Existing systems like the Exploit Prediction Scoring System (EPSS) and Known Exploited Vulnerabilities (KEV) lists have their limitations. EPSS estimates the likelihood of exploitation within the next 30 days but does not account for past exploitations, leading to potential inaccuracies. On the other hand, KEV lists catalog confirmed exploited vulnerabilities but may not be comprehensive, lacking a metric to measure their coverage. This disconnect between predictive models and confirmed exploitations creates a significant gap in vulnerability management.
Introducing the Likely Exploited Vulnerabilities (LEV) Metric
The LEV metric is designed to bridge this gap by providing a mathematical framework that compounds EPSS scores over time to calculate the cumulative probability of exploitation. The paper introduces two variants: LEV and LEV2.
– LEV Variant: Utilizes EPSS scores as 30-day window predictors, requiring fewer computational resources.
– LEV2 Variant: Treats EPSS scores as daily predictors by dividing them by 30, offering greater responsiveness to changing scores but demanding more processing power.
Both variants provide lower-bound estimates that improve with more data points, enabling organizations to better assess and prioritize vulnerabilities.
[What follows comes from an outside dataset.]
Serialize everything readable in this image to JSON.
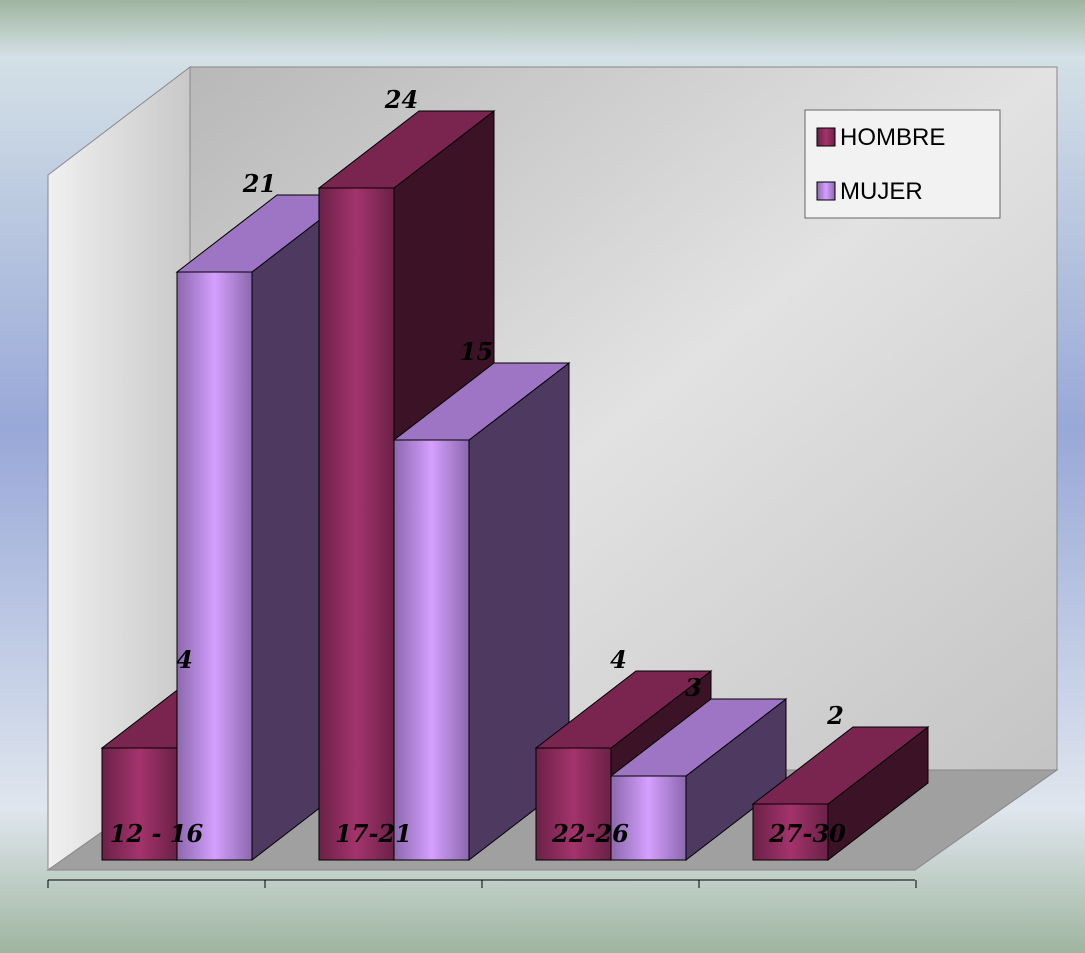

Key Capabilities Enabled by LEV
The LEV metric introduces four critical capabilities to vulnerability management:
1. Measurement of Exploited CVEs: Allows organizations to estimate the expected proportion of exploited Common Vulnerabilities and Exposures (CVEs).
2. Assessment of KEV List Comprehensiveness: Provides a method to evaluate the coverage of KEV lists, identifying potential gaps.
3. Identification of High-Risk CVEs: Highlights high-risk CVEs not currently listed in KEV, with empirical data revealing several hundred vulnerabilities with a probability of almost 1.0 that remain unlisted.
4. Composite Prioritization Approach: Combines predictions, known exploitations, and statistical inferences to create more defensible prioritization strategies.
Implications for Cybersecurity Practices
The introduction of the LEV metric represents a significant advancement in the mathematics of vulnerability management. It is designed to complement, rather than replace, existing tools, offering a composite equation that integrates LEV with current approaches. This provides organizations with a more comprehensive view of their vulnerability landscape.
As organizations continue to grapple with an overwhelming number of vulnerabilities and limited remediation resources, the LEV metric offers a promising solution to prioritize efforts more effectively. By focusing on vulnerabilities with a higher likelihood of exploitation, security teams can allocate resources more efficiently, potentially reducing the risk of cyber incidents.
Conclusion
NIST’s development of the LEV metric marks a pivotal step forward in vulnerability management. By addressing the limitations of existing systems and providing a more accurate estimation of exploitation probabilities, the LEV metric empowers organizations to enhance their cybersecurity posture. As this metric is adopted and refined, it is expected to play a crucial role in shaping future vulnerability management strategies.